Though NV is credited with handling the majority of the album’s production (Deradoorian, in turn, is the record’s principal lyricist), she keeps a loose grip behind the boards, allowing some of Deradoorian’s psychedelic krautrock inclinations to slip through. The results are mixed. On one end of the scale are the towering “Haffmilch Holiday” and the speedy, Harmonia-esque “Rodeo,” two perfect slices of Autobahn-ready motorik rock, begging to be taken on a highway test drive. On the other: “Interlude,” which simply runs a single arpeggio through every filter setting and tosses a bit of flute over it. Even more unfortunate is the similarly negligible ambient of “Dusk,” which maddeningly tosses away the chance to end the album on “Dopamine,” a high deserving of the name.
But Deradoorian shines as a lyricist, emboldened by NV to lighten up the moody, soul-searching mysticism of her past work with absurdist humor. Together, the two peel back the sociological layers masking their deepest desires and push each other toward a healthy wariness of all forces—political, technological, or chemical—that might lead them astray. Krautrock manifesto “Haffmilch Holiday” just wants to touch grass—dictators, gossips, and frappuccinos be damned. The sprightly “Ode to Boy” interpolates the core melody of Beethoven’s Ninth to undercut the nervous tension of a new crush. Is he more than just an “ordinary boy” or is she “throwing her heart into the wind?” The jury is out, but as they weave their voices through coda, the joke lands unexpectedly well. Hell is an automated customer service hotline in “Dopamine,” complete with Deradoorian reading out a hilarious, almost eerily realistic product list, anxiously searching for her next fix. “Giant googly eyes”? Sure, but “remote control centipede” just won’t cut it.

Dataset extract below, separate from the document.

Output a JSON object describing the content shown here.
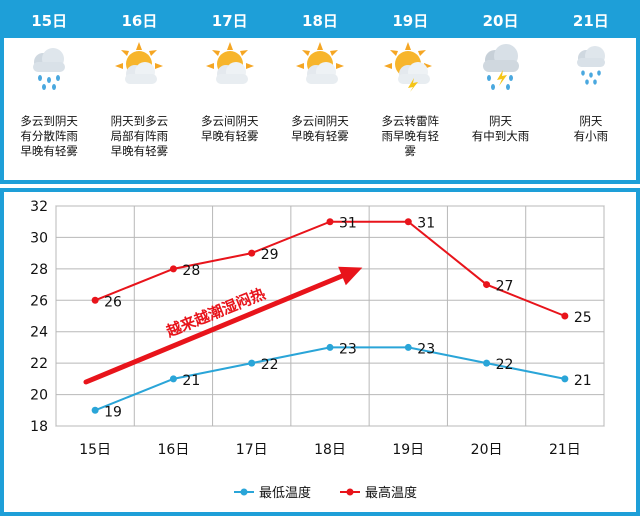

Tucked in the middle of the record, “Potato Tomato” feels like NV and Deradoorian have collectively snapped, falling victim to the cosmic joke themselves. The decision to include a track of NV and Deradoorian shouting increasingly ridiculous pronunciations of “potato” and “tomato” at each other initially struck me as an idea best left on the cutting-room floor. But as I sat with it, its white-hot ridiculousness cooled into a cypher for the album itself; a moment of unvarnished ridiculousness that exemplifies the duo’s determination to let the cabin fever of being trapped in the studio—or a body—strike a creative spark. When Deradoorian howls “Mommy!,” NV breaks out in laughter and so do I, submitting to the record’s delirium.